Weyerhaeuser has made many claims that their operations are “green” however facts tell a different story. More than 128,000 square kilometers (50,000 mile²) of Canadian public lands lay open to Weyerhaeuser’s environmentally destructive practices. Weyerhaeuser logs on lands as ecologically varied as the temperate rainforests of the Canadian Coat on Vancouver Island, to pine forests in the interior of British Columbia, to the slow-growing boreal forest stretching across Alberta, Saskatchewan, and Ontario, and to the maritime forests of New Brunswick.
One third of Weyerhaeuser’s softwood timber comes solely from Canadian public lands.
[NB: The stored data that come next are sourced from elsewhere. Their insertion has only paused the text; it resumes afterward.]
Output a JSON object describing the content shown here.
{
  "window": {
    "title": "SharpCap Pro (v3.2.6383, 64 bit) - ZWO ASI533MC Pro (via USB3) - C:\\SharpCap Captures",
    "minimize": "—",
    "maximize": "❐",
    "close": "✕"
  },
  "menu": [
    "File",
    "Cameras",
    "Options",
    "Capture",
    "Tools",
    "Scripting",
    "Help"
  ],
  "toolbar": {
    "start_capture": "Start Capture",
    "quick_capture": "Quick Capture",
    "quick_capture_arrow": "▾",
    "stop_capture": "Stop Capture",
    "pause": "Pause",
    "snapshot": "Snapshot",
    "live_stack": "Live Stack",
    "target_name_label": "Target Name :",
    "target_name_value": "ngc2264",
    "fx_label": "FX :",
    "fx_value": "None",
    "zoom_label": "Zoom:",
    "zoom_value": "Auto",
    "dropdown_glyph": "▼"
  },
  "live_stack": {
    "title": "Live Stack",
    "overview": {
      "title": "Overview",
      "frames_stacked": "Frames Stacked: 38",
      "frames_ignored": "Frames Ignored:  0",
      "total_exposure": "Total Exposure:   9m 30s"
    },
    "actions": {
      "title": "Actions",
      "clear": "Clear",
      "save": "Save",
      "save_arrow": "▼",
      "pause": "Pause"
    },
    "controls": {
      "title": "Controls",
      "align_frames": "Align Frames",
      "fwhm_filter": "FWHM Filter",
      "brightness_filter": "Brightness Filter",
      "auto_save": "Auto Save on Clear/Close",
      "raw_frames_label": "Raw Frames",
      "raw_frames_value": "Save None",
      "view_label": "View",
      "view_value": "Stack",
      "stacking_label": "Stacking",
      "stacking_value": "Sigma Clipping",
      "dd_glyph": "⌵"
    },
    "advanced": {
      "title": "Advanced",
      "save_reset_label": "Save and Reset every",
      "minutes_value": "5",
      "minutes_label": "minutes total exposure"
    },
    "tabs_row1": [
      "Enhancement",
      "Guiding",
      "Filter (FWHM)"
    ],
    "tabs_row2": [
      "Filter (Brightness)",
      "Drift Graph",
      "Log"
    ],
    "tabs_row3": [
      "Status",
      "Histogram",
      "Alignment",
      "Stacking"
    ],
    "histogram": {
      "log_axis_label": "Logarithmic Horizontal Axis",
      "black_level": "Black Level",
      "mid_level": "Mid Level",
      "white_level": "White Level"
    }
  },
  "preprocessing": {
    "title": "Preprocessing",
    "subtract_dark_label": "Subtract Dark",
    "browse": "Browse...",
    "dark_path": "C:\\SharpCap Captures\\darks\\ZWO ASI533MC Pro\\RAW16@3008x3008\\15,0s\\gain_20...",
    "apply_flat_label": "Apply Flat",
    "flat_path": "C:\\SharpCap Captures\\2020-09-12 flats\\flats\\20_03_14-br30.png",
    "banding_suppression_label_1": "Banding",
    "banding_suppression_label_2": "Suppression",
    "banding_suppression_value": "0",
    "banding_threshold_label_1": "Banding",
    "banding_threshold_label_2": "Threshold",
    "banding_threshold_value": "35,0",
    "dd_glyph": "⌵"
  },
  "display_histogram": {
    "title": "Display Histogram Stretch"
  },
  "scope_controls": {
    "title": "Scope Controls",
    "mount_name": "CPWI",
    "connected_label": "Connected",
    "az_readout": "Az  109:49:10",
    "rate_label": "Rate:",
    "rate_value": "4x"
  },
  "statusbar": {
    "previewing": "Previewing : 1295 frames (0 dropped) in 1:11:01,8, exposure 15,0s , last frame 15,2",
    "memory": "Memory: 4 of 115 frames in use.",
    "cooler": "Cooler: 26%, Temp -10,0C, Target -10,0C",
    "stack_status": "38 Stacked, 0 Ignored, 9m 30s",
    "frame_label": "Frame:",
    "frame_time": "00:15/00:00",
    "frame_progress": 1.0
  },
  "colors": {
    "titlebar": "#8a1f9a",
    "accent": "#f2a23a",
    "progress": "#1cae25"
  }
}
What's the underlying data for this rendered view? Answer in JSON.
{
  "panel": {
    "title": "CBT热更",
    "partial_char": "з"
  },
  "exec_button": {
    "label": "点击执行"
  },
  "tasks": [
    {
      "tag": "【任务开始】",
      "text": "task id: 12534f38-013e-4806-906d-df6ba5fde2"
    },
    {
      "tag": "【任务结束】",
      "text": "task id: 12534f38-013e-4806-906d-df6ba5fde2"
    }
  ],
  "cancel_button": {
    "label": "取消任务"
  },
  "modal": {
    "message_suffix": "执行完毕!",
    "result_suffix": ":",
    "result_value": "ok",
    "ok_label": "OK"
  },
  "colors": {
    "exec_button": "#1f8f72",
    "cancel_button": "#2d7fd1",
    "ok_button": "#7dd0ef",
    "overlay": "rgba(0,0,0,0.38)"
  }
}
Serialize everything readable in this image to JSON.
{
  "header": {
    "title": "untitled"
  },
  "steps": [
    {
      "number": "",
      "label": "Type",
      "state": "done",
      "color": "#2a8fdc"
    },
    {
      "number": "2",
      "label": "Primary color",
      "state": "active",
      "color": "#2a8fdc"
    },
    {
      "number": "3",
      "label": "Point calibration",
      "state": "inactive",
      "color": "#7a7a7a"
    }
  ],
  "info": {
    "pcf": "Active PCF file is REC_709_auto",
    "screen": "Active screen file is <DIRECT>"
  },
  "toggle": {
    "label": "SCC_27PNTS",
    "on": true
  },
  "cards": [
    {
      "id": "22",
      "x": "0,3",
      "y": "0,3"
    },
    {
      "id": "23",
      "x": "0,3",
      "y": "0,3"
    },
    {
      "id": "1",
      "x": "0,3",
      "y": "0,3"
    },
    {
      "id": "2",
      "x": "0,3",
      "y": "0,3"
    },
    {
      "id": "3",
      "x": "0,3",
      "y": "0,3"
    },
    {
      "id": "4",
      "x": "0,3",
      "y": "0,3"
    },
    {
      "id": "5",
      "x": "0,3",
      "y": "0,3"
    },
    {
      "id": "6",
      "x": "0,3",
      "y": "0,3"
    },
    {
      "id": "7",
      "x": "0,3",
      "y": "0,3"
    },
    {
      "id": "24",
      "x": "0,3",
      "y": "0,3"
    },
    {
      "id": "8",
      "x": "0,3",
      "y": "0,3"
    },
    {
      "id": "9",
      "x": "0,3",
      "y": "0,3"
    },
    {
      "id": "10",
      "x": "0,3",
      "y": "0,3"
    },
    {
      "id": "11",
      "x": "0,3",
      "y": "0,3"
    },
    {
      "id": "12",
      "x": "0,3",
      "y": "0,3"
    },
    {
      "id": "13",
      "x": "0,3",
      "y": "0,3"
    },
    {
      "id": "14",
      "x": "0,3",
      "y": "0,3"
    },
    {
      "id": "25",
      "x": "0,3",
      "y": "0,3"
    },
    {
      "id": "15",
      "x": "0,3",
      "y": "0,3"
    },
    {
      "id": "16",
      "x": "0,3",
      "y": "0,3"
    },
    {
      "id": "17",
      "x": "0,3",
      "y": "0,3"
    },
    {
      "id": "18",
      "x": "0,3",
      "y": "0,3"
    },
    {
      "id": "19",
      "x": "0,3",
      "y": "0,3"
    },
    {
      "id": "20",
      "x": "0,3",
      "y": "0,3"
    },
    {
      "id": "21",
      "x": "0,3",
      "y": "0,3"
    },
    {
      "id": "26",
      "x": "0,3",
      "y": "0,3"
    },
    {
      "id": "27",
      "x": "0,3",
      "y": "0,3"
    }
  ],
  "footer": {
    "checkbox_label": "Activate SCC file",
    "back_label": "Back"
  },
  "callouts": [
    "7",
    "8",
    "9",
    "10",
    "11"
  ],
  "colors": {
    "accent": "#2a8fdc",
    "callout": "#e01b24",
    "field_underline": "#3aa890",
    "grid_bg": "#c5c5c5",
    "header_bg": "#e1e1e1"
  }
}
Each year, 650 square kilometres are felled by Weyerhaeuser’s chainsaws and turned into 2 x 4’s, toilet paper, and packaging mostly for export to the United States.
In 1999, Weyerhaeuser purchased MacMillan Bloedel, a large Canadian timber company that had agreed in 1998 to phase out clear-cut harvesting in British Columbia and pursue a new strategy to conserve old growth and wildlife habitat. However, Weyerhaeuser has not honoured the commitment; its new “variable retention” cutting on the B.C. coast is often indistinguishable from clear-cuts.
In addition, Weyerhaeuser's Kenora, Ontario mill, has been heavily criticized as a toxic pulp and paper mill that is poisoning the people of Grassy Narrows. Band members suffer from toxic levels of mercury released by Weyerhaeuser's mill. For decades, the company's Dryden, Ontario paper mill dumped the poison into the English River, where it accumulated in fish and groundwater.
Since the 1990s, increasing demand from Weyerhaeuser mills have driven accelerated cutting in the forests of Grassy Narrows. If adopted, Abitibi's new harvest plan would permit accelerated cutting through 2024 and cause incalculable damage to the forest and the people of Grassy Narrows.